Feeding the Beast
by R.C. Sproul Jr.

There is a scene in Braveheat early on in which we are given a glimpse of what the coming struggle was really all about. Wallace had just returned home after being away through most of his youth. He is asked point blank if he has returned to battle with the English overlords. Wallace explains that he has come not to fight, but to farm, and to raise a family. The freedom which he cried out for at the end of the movie was not a libertarian kind of freedom. He wasn't longing to be able to use drugs in peace. It wasn't a consumerist freedom; he wasn't demanding his MTV. It was an agrarian freedom, covenantal freedom. He wanted the state to leave him alone, to leave him room to pursue Ms life of peace in peace. In a word, he wanted to be tolerated.

Wallace did not take up arms because the state had failed to pay him sufficient attention, or to provide him with enough protection. He did not draw his sword because London threatened to lower the haggis subsidy. Rather Sir William rebelled because of Longshank's desire to rob from the Scots to give to his cronies. And the King struck at the heart of freedom, taking land and progeny through the horror of the doctrine of the first night.

Tolerance can be a glorious thing, something we can and should seek from our governments. But we must beware a subtle trap that lies just beyond tolerance. It is one thing to beseech the state to leave us alone, it is altogether another to ask the state to make others leave us alone. This subtle distinction is a line which separates small and legitimate government from an obtrusive, rapacious government. Too often we cross that line.

What do you think when you read about lawsuits in which strict sabbatarian Christians sue their employers, or former employers, having been required to work on the Lord's Day? Do you cheer this as an act of heroism? Or when conservative Christian students at secular campuses protest for their fair share of student activity funds, are you excited?

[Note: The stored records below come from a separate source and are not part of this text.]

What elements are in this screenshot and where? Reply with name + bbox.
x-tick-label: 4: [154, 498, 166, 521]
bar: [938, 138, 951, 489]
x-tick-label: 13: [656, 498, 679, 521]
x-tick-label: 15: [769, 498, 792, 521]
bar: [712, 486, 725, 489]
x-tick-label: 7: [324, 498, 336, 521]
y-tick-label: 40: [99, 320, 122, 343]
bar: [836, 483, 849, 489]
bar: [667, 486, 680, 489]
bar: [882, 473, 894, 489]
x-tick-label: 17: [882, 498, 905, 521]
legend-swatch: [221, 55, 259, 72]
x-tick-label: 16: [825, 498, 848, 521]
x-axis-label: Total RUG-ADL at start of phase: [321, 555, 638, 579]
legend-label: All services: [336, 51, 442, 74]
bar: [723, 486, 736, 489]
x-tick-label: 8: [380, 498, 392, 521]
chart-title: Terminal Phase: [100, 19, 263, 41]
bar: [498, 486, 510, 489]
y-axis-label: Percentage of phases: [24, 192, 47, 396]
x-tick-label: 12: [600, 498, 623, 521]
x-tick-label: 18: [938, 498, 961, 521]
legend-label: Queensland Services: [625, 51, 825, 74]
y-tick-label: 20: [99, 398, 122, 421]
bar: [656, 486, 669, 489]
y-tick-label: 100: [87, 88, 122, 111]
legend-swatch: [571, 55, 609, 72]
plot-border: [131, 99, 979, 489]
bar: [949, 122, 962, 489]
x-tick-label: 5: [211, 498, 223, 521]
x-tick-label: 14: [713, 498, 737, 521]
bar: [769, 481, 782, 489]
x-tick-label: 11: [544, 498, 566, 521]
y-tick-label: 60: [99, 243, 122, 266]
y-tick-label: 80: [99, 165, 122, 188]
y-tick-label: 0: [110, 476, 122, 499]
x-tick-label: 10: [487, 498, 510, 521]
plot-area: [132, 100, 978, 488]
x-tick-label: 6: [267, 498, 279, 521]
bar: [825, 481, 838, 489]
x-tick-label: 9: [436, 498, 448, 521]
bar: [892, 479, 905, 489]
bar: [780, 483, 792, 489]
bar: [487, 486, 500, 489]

Because we live in something resembling a democracy, we feel perfectly at ease lining up in the special favors line down at Leviathan's office. Thus we used the state to "Protestantize' the immigrants last century through the creation of the public school system. It seemed harmless enough, though R.L. Dabney saw what would happen even then, that they wouldn't be "our" schools for long. Thus we made nice to the state in asking them to help us help the poor, only to lose the allegiance of the poor, the poor themselves and our shirts in the process.

We have a choice. We will probably continue down the road we are on, and stage the necessary protests, create the letter writing campaigns, and fill out the form in triplicate filing for victim status. The result of this is we might have a perpetual claim on some Cabinet office ("Make the evangelical Secretary of Interior," the chief of staff will say, "He won't hurt anything there.") and just maybe the endowed Scalia chair at the Supreme Court. Of course we might also get a lot more professions of faith, in order to take advantage of 'Religion norming" down at the admissions office of Leviathan University.

The better choice is to stop asking the beast to feed us, thus stopping feeding the beast, to get out of the victim line (we're at the back anyway), go back home and raise our families. The better choice is to show patience as long as we can toward the state, to ask quietly for tolerance and not special favors, and to stay above the feeding frenzy at Leviathan's trough. That's the choice Wallace made, and stuck with as long as he could.